In recent years, instead of using consultants to deal with business problems, a new approach involving peers rather than external resources has been recommended: professional co-development.
It is a method that has been around since the late 1990s in Quebec. Instead of using an external consultant to solve problems, it suggest bringing people together, ideally between 4 and 8 workers which may or may not be from the same company and who wish to improve on daily management, and allowing them to find innovative solutions to the problems they encounter.
How does it work?
The meetings take place over several weeks or months, and may sometimes be repeated annually if the approach proves productive to the group. An external facilitator is required as moderator to the meetings. During each session, a participant will embody the customer and lay out one of the problems encountered at work. Meanwhile, other participants become advisors who ask questions, make suggestions, and freely discuss amongst themselves. After a period of 2 to 4 hours, an action plan will be established mutual the mutual agreement of all participants. The customer agrees to keep all participants informed of developments over the course of the following meetings.
“What we see is that the traditional training method has limitations,” says Michel Desjardins, President of the Association québécoise du codéveloppement professionnel (AQCP) and himself a host of co-development groups. “People do not always use concepts they learned in university.”
According to Desjardins, with co-development, solutions are concrete and built for immediate impact.
Benefits for all
“More and more companies rely on leadership teams for customer satisfaction,” states Desjardins. These small groups allow you to benefit from the expertise of each and to transfer knowledge within the field. Managers, engineers, nurses and business leaders, all those who have to make decisions, from mentoring staff to hitting various objectives may find it suits their needs.
And the types of problems addressed are very varied. “It can be a business leader who wants to make sure his expertise is properly transferred to his children, for example, or another who seeks to better motivate a team member to increase sales or develop a service. Even still, a nurse who wants to encourage her colleagues to change their approach when dealing with older patients,” states Desjardins.

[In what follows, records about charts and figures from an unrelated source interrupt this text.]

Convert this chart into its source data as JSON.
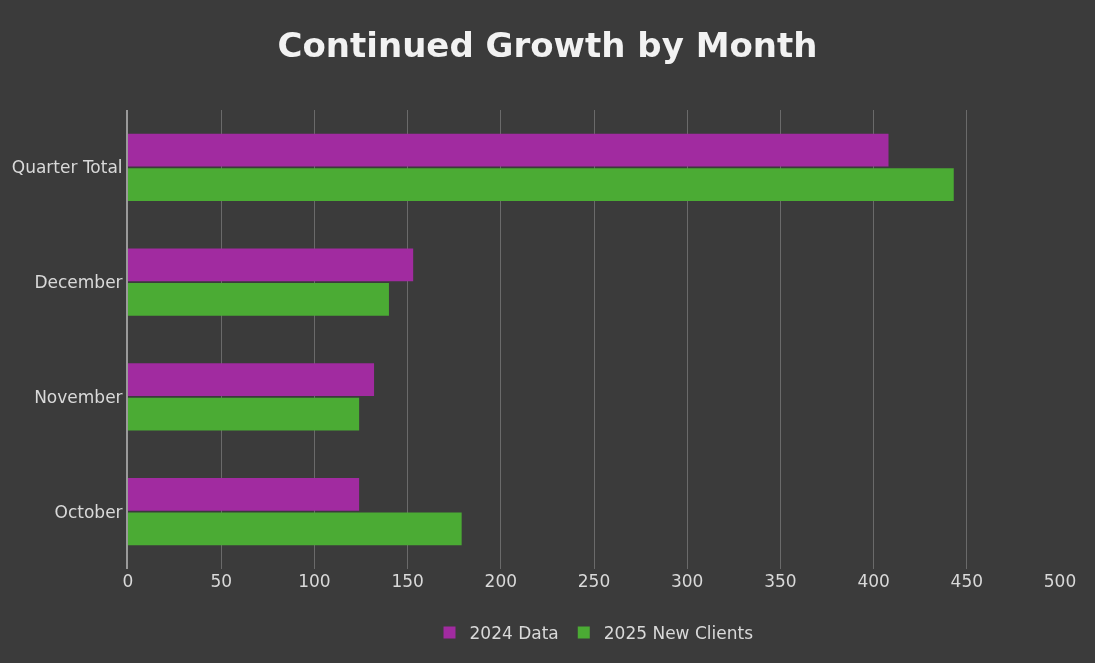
{
  "chart_data": {
    "type": "bar",
    "orientation": "horizontal",
    "title": "Continued Growth by Month",
    "categories": [
      "Quarter Total",
      "December",
      "November",
      "October"
    ],
    "series": [
      {
        "name": "2024 Data",
        "color": "#a12ba0",
        "values": [
          408,
          153,
          132,
          124
        ]
      },
      {
        "name": "2025 New Clients",
        "color": "#4bab34",
        "values": [
          443,
          140,
          124,
          179
        ]
      }
    ],
    "xlim": [
      0,
      500
    ],
    "xticks": [
      0,
      50,
      100,
      150,
      200,
      250,
      300,
      350,
      400,
      450,
      500
    ],
    "grid": "x",
    "legend": "bottom"
  }
}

This approach, a combination of training and professional practices, offers many advantages to organizations and companies. More economical, it allows peers to mutually benefit from each other’s expertise rather than committing to high-priced outside consultants. In addition, the various models and experiences that come together foster creativity in the approach to dealing with the problem. For their part, participants form a support group that assists each other’s needs while technical or other achievements learned throughout are tested and then applied directly to the corporate job.
Quid pro quo
Of course, this approach requires a strong commitment from group members while also being a source of high motivation. However, we must be willing to share our knowledge with colleagues, under the premise that this sharing will benefit all in the end. In addition, outcomes are not necessarily immediate and obvious. Slowly but surely, progress will become evident though.